I need to describe the kernel of the homomorphism $$\phi :\pi_1(X,x_0) \rightarrow \pi_1(T^2,x_0).$$
I know $$\pi_1(X,x_0) \cong F(a,b)$$ and $$\pi_1(T^2,x_0) \cong \pi_1(S^1,x_0) \times \pi_1(S^1,x_0) \cong \mathbb{Z} \times \mathbb{Z} $$
Since $\pi_1(S^1,x_0)$ just describes the number of times a loop goes around in $S^1$ my first thought was to say
$$\begin{align} \phi(a^m) &\mapsto (m,0) \\ \phi(b^n) &\mapsto (0,n) \end{align}$$
So that $\phi(a^mb^n) = \phi(a^m)\phi(b^n) = (m,0)+(0,n)$
Then the kernel of $\phi$ are elements whose total power on $a$ sum to zero and whose total power on $b$ sum to zero. Is this correct or am I completely off?
You need to be careful with your base points since $x_0$ is not in $X$. So pick a basepoint other than $x_0$ for both of them. Depending on how you proved that $T^2$ has fundamental group $F_2$ the following fact is more or less obvious: if $\alpha, \beta$ are representatives of the two generators of $\pi_1(T^2,y)$ then they are also representatives of the generators of $\pi_1(X,y)$.
From here your line of thinking applies, but be careful with how you phrase it: the total power of $a$ should be 0 and the total power of $b$ should be 0.
There is a more algebraic way to look at it:
By the observation above, the inclusion map $X \rightarrow T_2$ induces a surjective map on fundamental groups $F_2 \rightarrow \mathbb{Z}^2$.
Lets prove the following fact: If we have a surjective homomorphism $\psi: F_n \rightarrow \mathbb{Z}^n$, the kernel of $\psi $ is the commutator subgroup of $F_n$.
Basic group theory tells us that the kernel must contain the commutator. By the third isomorphism theorem (I don't think I've ever used this before), $\mathbb{Z}^n \cong F_n / ker(\psi) \cong (F_n /F_n') / (ker(\psi) /F_n')$. The rightmost group is a quotient group of $\mathbb{Z}^n$ that is isomorphic to $\mathbb{Z}^n$. Call the quotient map $\rho$ Look at the short exact sequence $0 \rightarrow ker(\rho) \rightarrow \mathbb{Z}^n \rightarrow \mathbb{Z}^n \rightarrow 0$. It splits because the image of $\rho$ is free. This and basic facts about free abelian groups imply that the kernel is trivial. Thus, $ker(\psi) /F_n'$ is trivial which means that the kernel is exactly $F_n'$.

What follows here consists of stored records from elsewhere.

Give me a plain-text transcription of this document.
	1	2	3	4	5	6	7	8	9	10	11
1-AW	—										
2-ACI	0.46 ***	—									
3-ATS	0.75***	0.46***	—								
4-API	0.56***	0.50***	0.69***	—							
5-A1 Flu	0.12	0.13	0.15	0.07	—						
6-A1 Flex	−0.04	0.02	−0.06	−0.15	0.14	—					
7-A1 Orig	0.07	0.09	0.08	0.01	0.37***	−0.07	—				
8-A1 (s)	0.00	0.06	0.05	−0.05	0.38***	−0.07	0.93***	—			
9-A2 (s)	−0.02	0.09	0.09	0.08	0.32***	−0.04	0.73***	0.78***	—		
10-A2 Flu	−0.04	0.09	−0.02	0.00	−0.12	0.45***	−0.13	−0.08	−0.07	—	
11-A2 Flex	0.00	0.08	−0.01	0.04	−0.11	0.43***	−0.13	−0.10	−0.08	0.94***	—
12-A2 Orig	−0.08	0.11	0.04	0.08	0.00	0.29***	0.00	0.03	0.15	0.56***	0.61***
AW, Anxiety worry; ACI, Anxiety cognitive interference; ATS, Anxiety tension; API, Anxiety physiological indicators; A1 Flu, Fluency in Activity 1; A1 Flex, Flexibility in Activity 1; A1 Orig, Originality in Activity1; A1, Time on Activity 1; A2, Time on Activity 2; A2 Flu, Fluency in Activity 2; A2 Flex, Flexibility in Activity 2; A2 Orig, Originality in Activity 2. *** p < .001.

Applying this fact above shows that the kernel has to be exactly the derived subgroup $F_2'$.
Note this group theory (and your correct deduction about the kernel) tells you something nontrivial, that the derived subgroup of $F_n$ is the same as the subgroup consisting of elements where each basis element is used a total of 0 times.